Sayangnya, pengguna perangkat yang disebut Jobs sebagai “yang merevolusi cara manusia berinteraksi dengan ponsel” tidak sabar. Lahirlah “jailbreak”, sebuah teknik meretas iPhone agar telepon pintar itu dapat melakukan tugas-tugas di luar restu Apple. George Hotz jadi peretas pertama iPhone dan membuat penggunanya bisa memakai jasa provider selain AT&T. Kemudian, aplikasi-aplikasi pihak ketiga berkonsep jailbreak pun lahir.
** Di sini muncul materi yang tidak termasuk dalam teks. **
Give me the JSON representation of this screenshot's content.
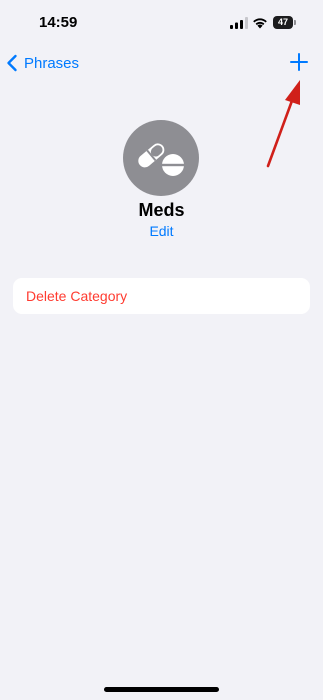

Apple menyerah. Pada Juli 2008, mereka merilis App Store, berikut dengan software development kit (SDK) iOS yang memungkinkan semua orang menciptakan aplikasi. Kala itu, ada 552 aplikasi pihak ketiga; 135 di antaranya berlabel “gratisan”, bisa diunduh secara legal.
Setahun selepas App Store meluncur, Apple melakukan pembaruan dengan menawarkan fitur in-app purchases. Fitur ini memungkinkan pihak ketiga menawarkan konten-konten berbayar bagi penggunanya, langsung dari aplikasi. Misalnya fasilitas berlangganan Spotify ataupun edisi The New York Times.
Tentu, ada biaya yang harus disetor pihak ketiga dalam menggunakan segala fasilitas App Store yang kelak jadi salah satu mesin uang bagi Apple. Pada 2019, Apple diperkirakan memperoleh pendapatan senilai $16,5 miliar dari App Store, meningkat hampir 2,5 kali lipat dibandingkan yang mereka peroleh pada 2015. Pada 2015, Apple memperoleh 'hanya' $6 miliar dari App Store.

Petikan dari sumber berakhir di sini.